Düşlerine ek bu aşkı ve izafi sevgilerden olma asla ve ibaret olduğumu asla unutma umuttan ve unutkan ve tutulan nutkunda bu aşkın nutuklar yağdırsın varsın gök kubbe:

 

Ben acının da aşkın da rüştünü çoktan ispatlamışken…

 

 

 

Kuru bir dere yatağı değil içimdeki iklim:

Kuram dışı benim ruhum ve aşkım

Öz eleştirisidir ruhumun yazdığım şiirler

Yazılmayı bekleyen yüzlerce öykü ve nicesi

Ve işte dağıttım bu akşam içimdeki sevinci ve neşeyi

Ve nasıl da coştum solmamak üzere de açtım

Açılası bir kutuymuş meğer yüreğim

Tebessümler ektiğim sevginin tarhı

Bazense bir lahza olarak addedilen şifası ruhun saklı

Elbet saklı izinde Rabbin ve katında muhafaza edilesi

O coşkum ve sevgi ve izahı olmayan binlerce duygudan

Çıktığım yola

Vardığım Mevla’ma sonunda da kendime…

 

Değil sonlanmak başladığım bile yalan benim bu masala

Başındayım henüz ömrün ve masalın

Bazen kapılıp de içimdeki rüzgâra

Taziyelerimi sundum önceki hayatıma…

Hani, hani, yere göğe sığamadığım

Gel gör ki; devasa evreni

Saklı tutarken içimde ve leyli

Rüzgârın infilakı

Yoksa mümkün olur muydu aşkla coşkuyla yaşamak?
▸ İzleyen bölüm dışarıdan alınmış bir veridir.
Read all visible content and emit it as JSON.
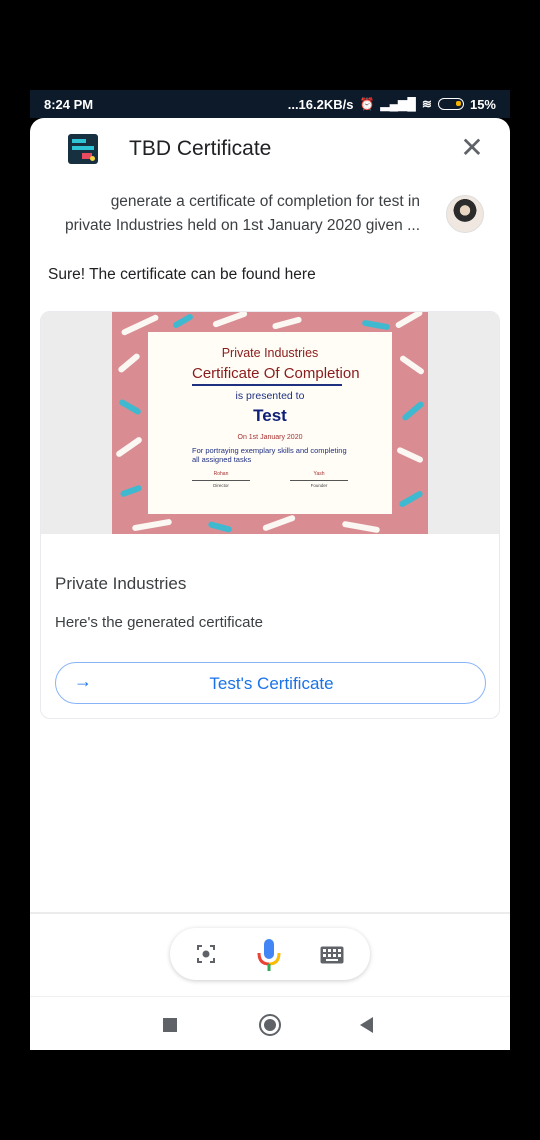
{
  "status_bar": {
    "time": "8:24 PM",
    "network_speed": "...16.2KB/s",
    "battery": "15%",
    "icons": [
      "alarm-icon",
      "signal-icon",
      "wifi-icon",
      "battery-icon"
    ]
  },
  "header": {
    "app_name": "TBD Certificate",
    "logo_icon": "app-logo-icon",
    "close_icon": "close-icon"
  },
  "conversation": {
    "user_query_line1": "generate a certificate of completion for test in",
    "user_query_line2": "private Industries held on 1st January 2020 given ...",
    "assistant_reply": "Sure! The certificate can be found here"
  },
  "card": {
    "certificate": {
      "company": "Private Industries",
      "heading": "Certificate Of Completion",
      "presented_to": "is presented to",
      "recipient": "Test",
      "date": "On 1st January 2020",
      "body": "For portraying exemplary skills and completing all assigned tasks",
      "signatory_1_name": "Rohan",
      "signatory_1_role": "Director",
      "signatory_2_name": "Yash",
      "signatory_2_role": "Founder"
    },
    "title": "Private Industries",
    "subtitle": "Here's the generated certificate",
    "button_label": "Test's Certificate"
  },
  "input_bar": {
    "icons": [
      "lens-icon",
      "mic-icon",
      "keyboard-icon"
    ]
  },
  "nav_bar": {
    "icons": [
      "recents-icon",
      "home-icon",
      "back-icon"
    ]
  },
  "colors": {
    "accent": "#1a73e8",
    "certificate_background": "#d98d92",
    "certificate_text": "#203080",
    "certificate_heading": "#8a1c1c"
  }
}
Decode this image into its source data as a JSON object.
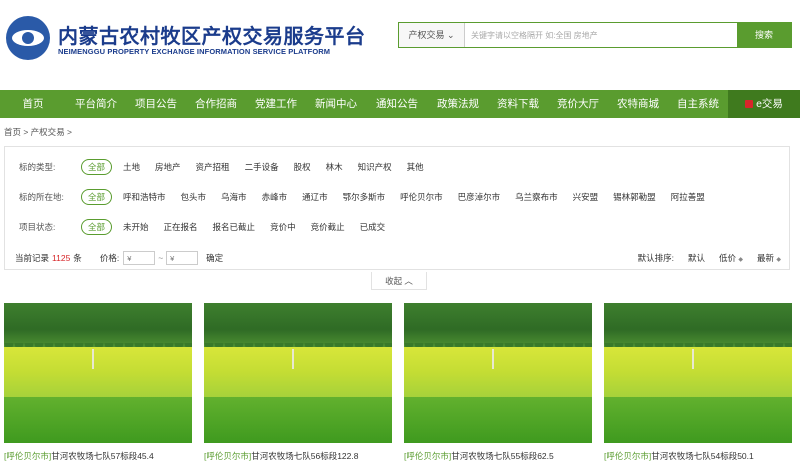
{
  "header": {
    "title": "内蒙古农村牧区产权交易服务平台",
    "subtitle": "NEIMENGGU PROPERTY EXCHANGE INFORMATION SERVICE PLATFORM",
    "search": {
      "category": "产权交易",
      "placeholder": "关键字请以空格隔开 如:全国 房地产",
      "button": "搜索"
    }
  },
  "nav": {
    "items": [
      "首页",
      "平台简介",
      "项目公告",
      "合作招商",
      "党建工作",
      "新闻中心",
      "通知公告",
      "政策法规",
      "资料下载",
      "竞价大厅",
      "农特商城",
      "自主系统",
      "e交易"
    ]
  },
  "breadcrumb": "首页 > 产权交易 >",
  "filters": {
    "type": {
      "label": "标的类型:",
      "options": [
        "全部",
        "土地",
        "房地产",
        "资产招租",
        "二手设备",
        "股权",
        "林木",
        "知识产权",
        "其他"
      ]
    },
    "region": {
      "label": "标的所在地:",
      "options": [
        "全部",
        "呼和浩特市",
        "包头市",
        "乌海市",
        "赤峰市",
        "通辽市",
        "鄂尔多斯市",
        "呼伦贝尔市",
        "巴彦淖尔市",
        "乌兰察布市",
        "兴安盟",
        "锡林郭勒盟",
        "阿拉善盟"
      ]
    },
    "status": {
      "label": "项目状态:",
      "options": [
        "全部",
        "未开始",
        "正在报名",
        "报名已截止",
        "竞价中",
        "竞价截止",
        "已成交"
      ]
    }
  },
  "stats": {
    "prefix": "当前记录",
    "count": "1125",
    "suffix": "条",
    "price_label": "价格:",
    "price_min_placeholder": "¥",
    "price_max_placeholder": "¥",
    "tilde": "~",
    "confirm": "确定",
    "sort_label": "默认排序:",
    "sort_default": "默认",
    "sort_price": "低价",
    "sort_latest": "最新"
  },
  "collapse": "收起 ︿",
  "cards": [
    {
      "location": "[呼伦贝尔市]",
      "title": "甘河农牧场七队57标段45.4"
    },
    {
      "location": "[呼伦贝尔市]",
      "title": "甘河农牧场七队56标段122.8"
    },
    {
      "location": "[呼伦贝尔市]",
      "title": "甘河农牧场七队55标段62.5"
    },
    {
      "location": "[呼伦贝尔市]",
      "title": "甘河农牧场七队54标段50.1"
    }
  ],
  "colors": {
    "brand_green": "#5a9c2f",
    "title_blue": "#1b3c8c",
    "highlight_red": "#d7262a"
  }
}
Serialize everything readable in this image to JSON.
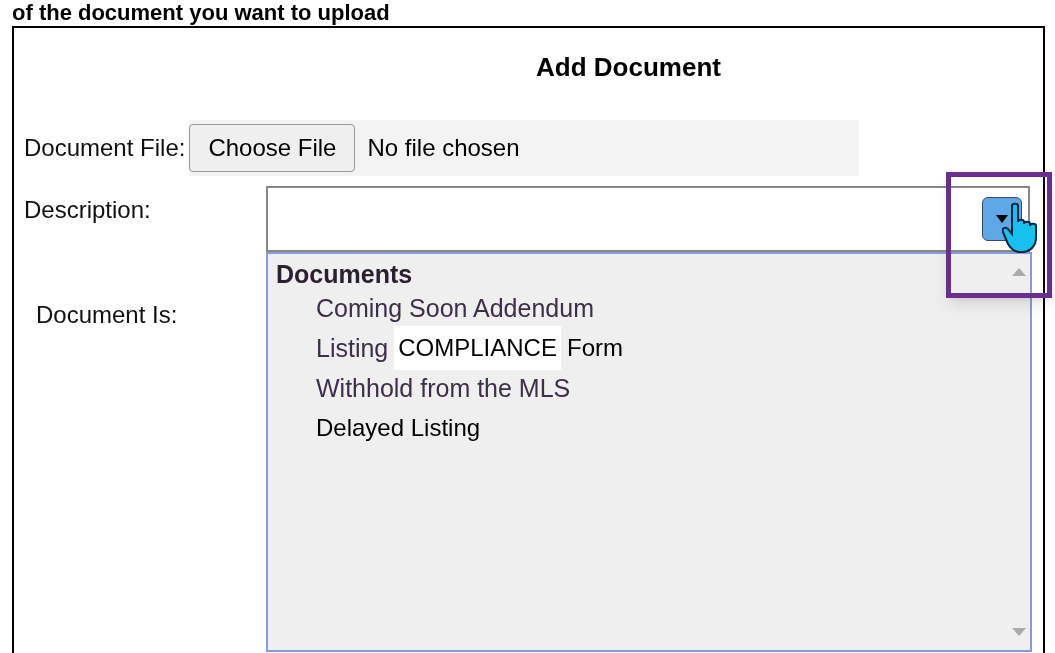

Tasvip etmediğim nice davranış ve insan

Saygımdan sustuğum.

Sancılı bir oluşum ve ölü nefsin üstüne attığım toprak.

 

Şühedası ömrün

Asla sünepe değilim.

Çivisi çıkmışsa dünyanın

Daha da çok sevdalandığım beyaza ve Rabbime

Varsın kök hücresi olsun şiirin o bitmeyen acı ve cefa.

Sefasını süreceksem ömrün

Ön sözü olmalı günün

Ve alt yazısı gönlün

Sevdalı semazenlerden sayın beni

Saydığımsa soldan sala

Elbet içtimada geçen ömrün

Kısık sesi değil de gecenin

Hunharca öldürdüğüm zalim ve zulüm

Bense en çok mazlumları sevdim.

 

Alabildiğime masum ve mahzun

Hem bilen biri var beni

Benimle tokalaşan kalemin ruhu

İçimdeki saklı bitimsiz derya

Bir mayın tarlası imiş meğer dünya:

Defalarca düştüğüm

Acımasızca parçalandığım

Lakin izim de belli gizim de

Aşkın şahikası sevecen iklim yürek de

Kürediğimse her an

Koruduğum namım adım

Korunaklı dünyama da el uzatamaz kimse.

 

Ben en çok Rabbimi sevdim

En çok da Mevla’mdan korktuğum

Yoksa hala saklı kalır mıydı içimdeki cennet?

Varsın olsun yaşatsınlar cendereyi

Ben, Allah Allah nidalarıyla çıkmışken yola

Çıt çıkmaz da içimde

İlahi Aşkın dokunulmazlığında

Varlığıma delalet tevekkül yüklü yüreğim

Aşkın da alası saklı her zerremde

Zerre kuşku duymadığım kaderim ve inancım

Sarmalında hidayetin

Rengim sadece pembe ve beyaz

Karanlığı sildiğim ve deldiğim sadece kalp gözümle

Şükürler olsun da günüme…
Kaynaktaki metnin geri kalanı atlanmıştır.